Is the thing global? Does it affect all of your life? Or is it specific—e.g. is it something that only affects you at work, in class, crossing the street?  Is a parking ticket going to affect your love life? Is winning the lottery unlikely to change your daily routine?

And finally, is this occurrence due to internal causes? Is there a causal link between yourself as an individual entity and this event? Or is it external, brought about by outer forces beyond your control?  Did a train hit you because you’re a terrible person?  Did that human rights activist punch you repeatedly by accident?

This comes into play when we talk about people with depression, but it applies in general to mental health and positive cognition.

People who we would ordinarily deem “optimistic” tend to classify positive events as INTERNAL, STABLE, and GLOBAL.   Good things come to them because they are good people, good things tend to last, and good things tend to brighten all of your life.

People who we would ordinarily deem “optimistic” tend to classify negative events as EXTERNAL, UNSTABLE, and SPECIFIC.  Bad luck affects us all, but it doesn’t last, and it doesn’t affect every part of our lives.

To contrast, a more “pessimistic” cognition would be to view positive events as EXTERNAL, UNSTABLE, and SPECIFIC.  To look at any good thing as not due to your own agency but as the product of pure chance, a flicker unlikely to lighten the load of your day-to-day.

And of course, the other half of this view is looking at negative events as INTERNAL, STABLE, and GLOBAL—bad things happen to you just because bad things happen to you, specifically, and they are unlikely to stop happening, because that’s how your entire life works.

So on an OVERALL AVERAGE GENERAL BASIS, if you want to be OPTIMISTIC, that’s how it’s done, according to psychology.  All you have to do is CHANGE THE WAY YOU PERCIEVE THE FUNDAMENTAL NATURE OF CAUSALITY.

It’s actually easier than it sounds.  Having this little axis helped me personally ride an optimism train into the stratosphere, because it’s nice to have a reminder once in a while that THINGS DO NOT SUCK.

Which, you know, things kinda don’t.  Life doesn’t throw things at us we can’t handle, though it might throw things we don’t want to handle.

OF COURSE, now I’m going to tell you that you can take the OPTIMISM THING TOO FAR.  Bad things are not ALWAYS due to external events.  Good things don’t only come to good people, they can come to bad people too.  SOMETIMES YOU’RE JUST AN ASSHOLE, is what I’m trying to say.

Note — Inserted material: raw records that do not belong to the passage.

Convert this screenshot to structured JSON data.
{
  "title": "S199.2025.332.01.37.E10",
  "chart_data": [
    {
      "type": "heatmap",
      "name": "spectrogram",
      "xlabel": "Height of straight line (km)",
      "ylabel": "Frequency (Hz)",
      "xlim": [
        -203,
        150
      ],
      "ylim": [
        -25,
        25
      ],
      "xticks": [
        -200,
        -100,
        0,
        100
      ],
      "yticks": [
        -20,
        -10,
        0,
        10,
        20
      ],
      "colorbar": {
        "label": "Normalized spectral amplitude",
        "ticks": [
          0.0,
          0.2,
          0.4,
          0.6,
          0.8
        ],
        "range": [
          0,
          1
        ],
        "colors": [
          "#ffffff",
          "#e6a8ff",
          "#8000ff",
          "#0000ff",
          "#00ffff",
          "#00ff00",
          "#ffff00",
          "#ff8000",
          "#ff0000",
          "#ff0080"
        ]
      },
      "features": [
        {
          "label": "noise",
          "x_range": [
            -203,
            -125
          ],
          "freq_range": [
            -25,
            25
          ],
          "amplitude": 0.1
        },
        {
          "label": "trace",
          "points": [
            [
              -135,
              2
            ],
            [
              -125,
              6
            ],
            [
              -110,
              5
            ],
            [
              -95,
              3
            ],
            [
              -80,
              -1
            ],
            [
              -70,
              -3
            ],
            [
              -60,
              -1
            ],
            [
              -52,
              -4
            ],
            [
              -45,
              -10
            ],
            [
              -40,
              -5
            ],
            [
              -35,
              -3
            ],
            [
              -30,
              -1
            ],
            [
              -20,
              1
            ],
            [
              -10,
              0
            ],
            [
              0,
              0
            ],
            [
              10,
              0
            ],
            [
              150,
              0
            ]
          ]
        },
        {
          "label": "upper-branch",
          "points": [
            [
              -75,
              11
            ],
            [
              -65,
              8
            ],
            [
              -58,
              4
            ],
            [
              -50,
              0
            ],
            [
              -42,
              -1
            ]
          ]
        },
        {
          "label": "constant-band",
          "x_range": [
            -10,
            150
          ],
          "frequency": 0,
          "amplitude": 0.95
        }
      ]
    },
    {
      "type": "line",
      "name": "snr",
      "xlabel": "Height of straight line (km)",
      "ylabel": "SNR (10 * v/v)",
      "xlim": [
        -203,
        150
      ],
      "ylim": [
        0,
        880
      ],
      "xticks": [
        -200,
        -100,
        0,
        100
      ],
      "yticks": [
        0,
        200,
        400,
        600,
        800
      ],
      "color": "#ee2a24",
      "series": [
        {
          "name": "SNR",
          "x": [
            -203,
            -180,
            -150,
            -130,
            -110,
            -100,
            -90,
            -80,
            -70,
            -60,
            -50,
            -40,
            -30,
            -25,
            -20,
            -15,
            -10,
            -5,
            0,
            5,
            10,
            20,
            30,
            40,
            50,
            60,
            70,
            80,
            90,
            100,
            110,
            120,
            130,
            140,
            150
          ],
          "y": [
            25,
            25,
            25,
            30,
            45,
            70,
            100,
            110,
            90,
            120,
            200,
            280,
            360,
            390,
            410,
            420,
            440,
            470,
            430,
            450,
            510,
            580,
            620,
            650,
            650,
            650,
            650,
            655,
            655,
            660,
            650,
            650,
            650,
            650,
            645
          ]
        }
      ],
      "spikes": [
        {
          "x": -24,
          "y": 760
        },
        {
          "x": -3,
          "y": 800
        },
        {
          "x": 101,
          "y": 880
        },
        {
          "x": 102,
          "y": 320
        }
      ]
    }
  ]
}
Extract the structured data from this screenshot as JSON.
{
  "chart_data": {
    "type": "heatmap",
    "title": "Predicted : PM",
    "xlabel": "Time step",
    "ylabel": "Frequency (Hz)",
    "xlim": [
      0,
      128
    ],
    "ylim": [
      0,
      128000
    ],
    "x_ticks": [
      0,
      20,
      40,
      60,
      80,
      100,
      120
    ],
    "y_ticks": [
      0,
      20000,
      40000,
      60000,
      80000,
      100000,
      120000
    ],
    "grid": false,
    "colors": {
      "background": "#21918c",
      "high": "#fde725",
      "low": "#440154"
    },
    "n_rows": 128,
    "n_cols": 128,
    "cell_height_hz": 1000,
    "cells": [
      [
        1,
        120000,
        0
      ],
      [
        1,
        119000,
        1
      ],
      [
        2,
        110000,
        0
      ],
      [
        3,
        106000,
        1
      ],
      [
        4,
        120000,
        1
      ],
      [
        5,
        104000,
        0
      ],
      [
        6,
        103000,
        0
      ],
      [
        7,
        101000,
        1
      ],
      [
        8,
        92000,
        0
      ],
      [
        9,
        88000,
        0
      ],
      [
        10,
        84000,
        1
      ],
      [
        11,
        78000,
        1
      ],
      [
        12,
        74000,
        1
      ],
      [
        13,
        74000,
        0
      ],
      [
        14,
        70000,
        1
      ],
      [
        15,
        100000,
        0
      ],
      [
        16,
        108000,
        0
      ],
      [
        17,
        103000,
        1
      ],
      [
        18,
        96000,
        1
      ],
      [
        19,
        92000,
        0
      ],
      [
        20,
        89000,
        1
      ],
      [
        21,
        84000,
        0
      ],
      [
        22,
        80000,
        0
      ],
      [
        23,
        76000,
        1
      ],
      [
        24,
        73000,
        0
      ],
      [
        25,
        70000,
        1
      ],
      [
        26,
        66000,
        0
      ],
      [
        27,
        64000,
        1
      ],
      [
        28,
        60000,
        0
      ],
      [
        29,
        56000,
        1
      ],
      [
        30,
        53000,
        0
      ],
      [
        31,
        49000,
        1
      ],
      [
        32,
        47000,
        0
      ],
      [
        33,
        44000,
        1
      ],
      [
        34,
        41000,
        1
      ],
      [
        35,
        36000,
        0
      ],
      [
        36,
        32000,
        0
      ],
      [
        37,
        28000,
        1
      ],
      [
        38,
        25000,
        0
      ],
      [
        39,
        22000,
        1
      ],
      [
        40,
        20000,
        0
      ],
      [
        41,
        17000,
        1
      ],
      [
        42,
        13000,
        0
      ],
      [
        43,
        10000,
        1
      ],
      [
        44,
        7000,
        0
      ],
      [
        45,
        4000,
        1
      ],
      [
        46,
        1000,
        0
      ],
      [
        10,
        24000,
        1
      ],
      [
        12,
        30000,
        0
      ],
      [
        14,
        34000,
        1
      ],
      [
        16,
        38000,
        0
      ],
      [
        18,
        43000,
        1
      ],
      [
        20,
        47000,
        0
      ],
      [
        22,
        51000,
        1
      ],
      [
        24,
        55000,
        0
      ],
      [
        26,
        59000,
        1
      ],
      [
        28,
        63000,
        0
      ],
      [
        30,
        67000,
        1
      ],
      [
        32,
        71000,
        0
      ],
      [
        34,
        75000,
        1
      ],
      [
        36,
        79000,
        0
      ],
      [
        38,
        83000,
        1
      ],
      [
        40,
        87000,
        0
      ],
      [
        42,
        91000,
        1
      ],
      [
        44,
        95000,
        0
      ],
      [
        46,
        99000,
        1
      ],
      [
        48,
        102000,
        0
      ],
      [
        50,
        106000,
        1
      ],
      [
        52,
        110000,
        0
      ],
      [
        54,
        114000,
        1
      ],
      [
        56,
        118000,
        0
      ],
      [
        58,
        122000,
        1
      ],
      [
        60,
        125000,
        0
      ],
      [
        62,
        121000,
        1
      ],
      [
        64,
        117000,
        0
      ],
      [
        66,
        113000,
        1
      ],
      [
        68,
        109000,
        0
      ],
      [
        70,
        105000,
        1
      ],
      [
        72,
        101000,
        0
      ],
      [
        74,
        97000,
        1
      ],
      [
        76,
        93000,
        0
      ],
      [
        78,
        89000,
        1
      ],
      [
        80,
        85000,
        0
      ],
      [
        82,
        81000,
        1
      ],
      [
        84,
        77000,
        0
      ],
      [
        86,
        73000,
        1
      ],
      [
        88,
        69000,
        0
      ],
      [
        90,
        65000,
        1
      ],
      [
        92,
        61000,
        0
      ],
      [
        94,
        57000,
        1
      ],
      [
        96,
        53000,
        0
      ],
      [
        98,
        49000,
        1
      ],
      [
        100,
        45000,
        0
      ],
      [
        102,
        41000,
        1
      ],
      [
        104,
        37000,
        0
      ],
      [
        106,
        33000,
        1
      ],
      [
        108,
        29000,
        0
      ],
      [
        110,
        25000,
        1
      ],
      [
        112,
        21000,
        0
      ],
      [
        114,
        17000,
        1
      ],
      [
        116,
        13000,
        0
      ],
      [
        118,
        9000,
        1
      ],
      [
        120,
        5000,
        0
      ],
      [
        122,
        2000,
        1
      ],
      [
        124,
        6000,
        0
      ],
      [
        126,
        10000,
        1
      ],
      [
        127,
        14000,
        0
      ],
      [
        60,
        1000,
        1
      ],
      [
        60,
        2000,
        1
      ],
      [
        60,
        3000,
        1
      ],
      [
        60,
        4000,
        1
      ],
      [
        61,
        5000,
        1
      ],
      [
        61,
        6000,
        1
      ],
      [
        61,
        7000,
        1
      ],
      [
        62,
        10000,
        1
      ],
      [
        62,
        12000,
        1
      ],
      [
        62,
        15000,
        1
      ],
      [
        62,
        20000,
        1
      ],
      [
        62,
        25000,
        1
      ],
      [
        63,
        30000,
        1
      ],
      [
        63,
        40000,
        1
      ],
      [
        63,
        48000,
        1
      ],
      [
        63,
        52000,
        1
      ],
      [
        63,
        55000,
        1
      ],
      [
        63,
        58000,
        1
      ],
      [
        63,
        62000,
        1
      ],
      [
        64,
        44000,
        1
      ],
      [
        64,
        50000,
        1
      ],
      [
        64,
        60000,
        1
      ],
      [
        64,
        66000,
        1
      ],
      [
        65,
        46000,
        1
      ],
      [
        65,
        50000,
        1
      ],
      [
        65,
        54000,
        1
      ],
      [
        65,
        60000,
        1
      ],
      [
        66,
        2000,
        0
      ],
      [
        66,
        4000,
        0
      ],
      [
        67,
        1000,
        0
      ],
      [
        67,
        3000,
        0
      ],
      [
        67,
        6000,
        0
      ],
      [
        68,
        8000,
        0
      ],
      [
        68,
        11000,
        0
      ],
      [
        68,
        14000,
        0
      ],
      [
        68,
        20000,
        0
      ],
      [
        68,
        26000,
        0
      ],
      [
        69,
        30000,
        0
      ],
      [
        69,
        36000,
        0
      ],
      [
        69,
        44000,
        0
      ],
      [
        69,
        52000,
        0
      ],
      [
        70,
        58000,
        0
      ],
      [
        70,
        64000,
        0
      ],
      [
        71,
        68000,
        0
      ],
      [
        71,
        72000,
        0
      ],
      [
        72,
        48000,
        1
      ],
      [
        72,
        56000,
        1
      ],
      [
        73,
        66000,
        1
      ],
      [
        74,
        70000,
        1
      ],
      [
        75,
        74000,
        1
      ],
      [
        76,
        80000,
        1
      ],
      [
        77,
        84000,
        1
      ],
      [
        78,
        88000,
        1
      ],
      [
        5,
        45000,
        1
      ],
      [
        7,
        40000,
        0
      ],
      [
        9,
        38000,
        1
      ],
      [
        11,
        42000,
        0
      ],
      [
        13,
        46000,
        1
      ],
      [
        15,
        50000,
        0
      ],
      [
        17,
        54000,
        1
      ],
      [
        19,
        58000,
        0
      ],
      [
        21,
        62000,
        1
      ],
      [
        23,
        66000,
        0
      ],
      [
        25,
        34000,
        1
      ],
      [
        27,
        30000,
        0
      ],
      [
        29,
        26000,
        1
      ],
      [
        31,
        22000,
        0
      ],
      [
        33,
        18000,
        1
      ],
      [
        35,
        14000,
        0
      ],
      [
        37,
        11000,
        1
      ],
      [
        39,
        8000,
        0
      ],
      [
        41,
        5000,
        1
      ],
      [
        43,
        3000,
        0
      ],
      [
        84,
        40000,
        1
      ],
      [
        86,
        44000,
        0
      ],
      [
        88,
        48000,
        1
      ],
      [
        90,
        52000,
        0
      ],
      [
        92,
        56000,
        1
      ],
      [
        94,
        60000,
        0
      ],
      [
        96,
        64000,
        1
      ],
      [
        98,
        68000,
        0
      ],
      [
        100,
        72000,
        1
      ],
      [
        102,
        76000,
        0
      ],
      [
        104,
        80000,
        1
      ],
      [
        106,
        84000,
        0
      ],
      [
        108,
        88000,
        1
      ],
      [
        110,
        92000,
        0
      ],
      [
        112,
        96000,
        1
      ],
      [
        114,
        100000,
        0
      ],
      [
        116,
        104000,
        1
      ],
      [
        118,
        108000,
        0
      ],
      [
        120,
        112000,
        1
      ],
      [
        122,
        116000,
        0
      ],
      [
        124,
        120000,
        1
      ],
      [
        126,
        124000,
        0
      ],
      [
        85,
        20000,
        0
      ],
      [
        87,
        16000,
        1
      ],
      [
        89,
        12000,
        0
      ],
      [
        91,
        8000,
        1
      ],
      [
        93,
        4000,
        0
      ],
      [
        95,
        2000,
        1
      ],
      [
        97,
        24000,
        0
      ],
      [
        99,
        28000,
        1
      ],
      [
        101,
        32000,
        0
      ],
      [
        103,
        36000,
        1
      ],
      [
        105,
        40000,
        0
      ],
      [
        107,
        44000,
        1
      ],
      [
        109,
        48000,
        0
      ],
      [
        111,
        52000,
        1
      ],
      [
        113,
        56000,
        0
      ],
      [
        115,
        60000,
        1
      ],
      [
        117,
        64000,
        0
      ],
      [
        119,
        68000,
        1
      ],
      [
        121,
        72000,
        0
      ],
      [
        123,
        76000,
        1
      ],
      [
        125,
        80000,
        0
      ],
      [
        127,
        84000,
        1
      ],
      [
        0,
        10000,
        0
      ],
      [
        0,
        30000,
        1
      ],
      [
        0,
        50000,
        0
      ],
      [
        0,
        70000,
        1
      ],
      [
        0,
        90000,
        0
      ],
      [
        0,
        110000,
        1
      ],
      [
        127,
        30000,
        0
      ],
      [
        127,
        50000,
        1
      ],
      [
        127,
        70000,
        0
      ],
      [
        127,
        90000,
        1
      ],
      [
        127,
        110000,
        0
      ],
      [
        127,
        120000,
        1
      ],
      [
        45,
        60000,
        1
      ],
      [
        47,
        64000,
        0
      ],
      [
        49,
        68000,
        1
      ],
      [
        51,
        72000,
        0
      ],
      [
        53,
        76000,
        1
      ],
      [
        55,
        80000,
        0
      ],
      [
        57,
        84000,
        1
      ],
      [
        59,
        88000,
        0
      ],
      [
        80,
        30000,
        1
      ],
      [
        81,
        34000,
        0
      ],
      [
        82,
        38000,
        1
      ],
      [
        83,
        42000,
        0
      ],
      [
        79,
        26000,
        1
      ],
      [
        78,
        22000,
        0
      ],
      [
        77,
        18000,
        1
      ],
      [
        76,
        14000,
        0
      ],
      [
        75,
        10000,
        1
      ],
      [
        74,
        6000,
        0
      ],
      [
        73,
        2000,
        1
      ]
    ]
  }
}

HOWEVER, if your problem is LOW SELF ESTEEM, this axis can be at least little bit helpful.  An Allen wrench in your mental tool box.  A stapler in your cognitive office.  You get the idea.  If your problem in life is NOT LOW SELF ESTEEM, then YOU MAY WANT TO RECONSIDER THE POSSIBILITY OF PERSONAL AGENCY NOW AND AGAIN.  Because everyone has a moment (usually about once per week) where they’re pretty much JUST AN ASSHOLE.  It’s part of life on earth.




But the purpose of writing is to get other people to think.


And remember.

It’s all about how you look at it.

Change your perspective, and you could just change your life.